This post has been sponsored by the The Folger Coffee Company. All thoughts and opinions are 100% my own.I’m a sucker for all things vintage, especially recipes and cookbooks. Folgers® sent over their new Folgers® Limited Edition Collector’s Can that you can get from Target which immediately inspired this old fashioned coffee cake that I made. What goes better with a cup of coffee than a piece of coffee cake? I also threw in a splash or two of strong coffee into the recipe. Okay, so it was a little more than a splash. Just enough to give it another layer of flavor.
I really, really enjoyed digging through my stash of ancient cookbooks for inspiration. In the end, I took a few ideas from the books and adapted my peanut butter jelly coffee cake for this recipe. My favorite part of any coffee cake is the streusel. I tend to find the cake part a little boring because it normally is! Between the flavor of the coffee and the extra layer of streusel thrown in there, I think I put the pizzazz back into this cake. I’m going to go ahead and give myself a quick slap on the back. I like to do that on occasion, if you haven’t noticed.
I know I’ve talked about this before, but it’s times like this that I wish that I could have gotten my gram to share her recipes before she passed away. It wasn’t at all that she thought of them as top secret, but she just did everything by memory and rarely wrote down recipes. I did share my best version of gram’s peanut butter bars a year or two ago with you. We made them together for so long that I should have known that recipe by heart, but I have a terrible memory.
I love the deep red and gold colors on this coffee can along with the classic font. I almost love it as much as the actual coffee inside.
I don’t know about you, but I’m always eager to get my hands on new things that look vintage. It saves me some cash and still gives the classic look. If you’re the same way, you can get these Folgers® Limited Edition Collector’s Cans exclusively at Target. They’re only going to be around for a limited time, so don’t hold off on getting it.
After making my new breakfast favorite, I was debating on whether I should add a glaze drizzle or a powdered sugar coating to the top. I wanted to keep with the “old fashioned” theme so I went with a dusting of powdered sugar. I could be totally wrong, but the feel I get from these types of recipes is that they tend to try to keep things simple.
- 3/4 cup butter melted
- 2 cups granulated sugar
- 3 T . vegetable oil
- 2 eggs
- 1 tsp . vanilla extract
- 3/4 cup strong coffee cooled
- 3/4 cup sour cream
- 1/2 tsp . salt
- 1 tsp . baking soda
- 3 + 1/2 cups all-purpose flour
- 1 + 1/4 cup brown sugar packed
- 1 + 3/4 cup all-purpose flour
- 2 tsp . ground cinnamon
- 1/2 cup butter 1 stick, room temperature
- powdered sugar for dusting
- In a large bowl, add in the brown sugar, flour, and ground cinnamon. Stir to combine.
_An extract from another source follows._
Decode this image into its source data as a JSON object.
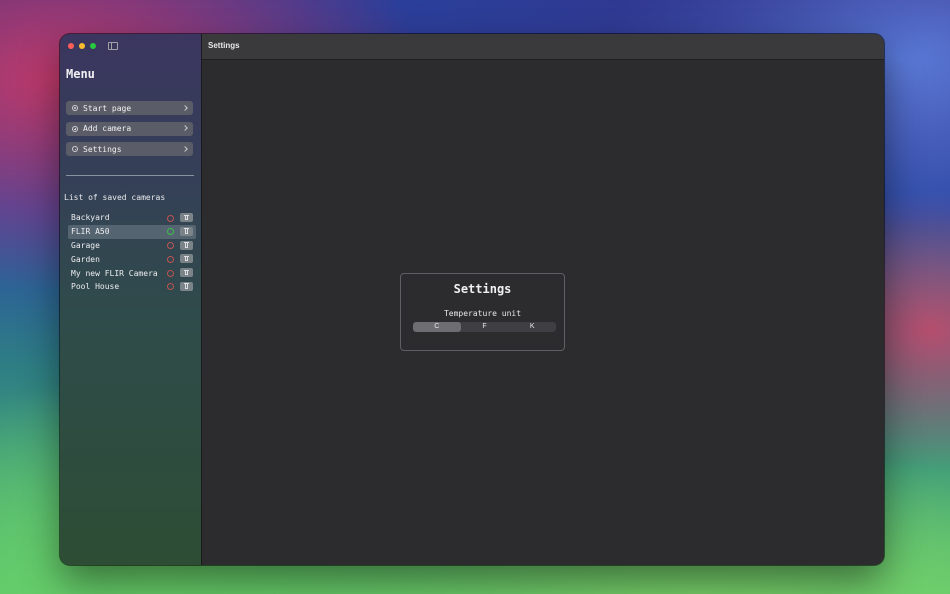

- Add in the butter and cut in with two forks. I normally start with the forks and finish crumbling the streusel together with my fingers. You don't want any large chunks of butter, work it in until it comes together and forms clumps. Set aside.
- Preheat oven to 350 degrees. Grease a 9x13 cake pan with non-stick cooking spray. I lined the bottom of the pan with parchment paper for easy removal of the cake slices. The parchment paper isn't necessary though.
- In a mixing bowl, add in the cooled melted butter, vegetable oil, and sugar. Beat with a hand mixer until incorporated.
- Add in the eggs one at a time and vanilla and beat until incorporated. Scrape down the sides and bottom of the bowl.
- In a separate bowl, add in the baking soda, baking powder, and flour. Whisk until incorporated.
- Add half of the flour into the wet mixture and mix until just combined. Scrape down the sides.
- Add all of the coffee and sour cream. Beat on low until just combined.
- Add in the remaining flour and beat until just combined.Scrape down the sides and stir in.
- Pour half of the batter into the prepared pan and spread it out evenly.
- Sprinkle half of the streusel topping onto the batter.
- Pour the remaining batter on top of the streusel. Gently spread the batter out as best as you can to try to cover the middle layer of streusel.
- Sprinkle the rest of the streusel on the top of the cake evenly. Make sure all the cake is covered with streusel.
- Place the cake into the oven and bake for 1 hour or until the cake is done. Place a clean toothpick in the center of the cake. If there's batter on the toothpick, let it bake longer. If it comes out with moist crumbs or clean, it's done.
- Let cool completely. Dust the powdered sugar on the cake. Cut and serve.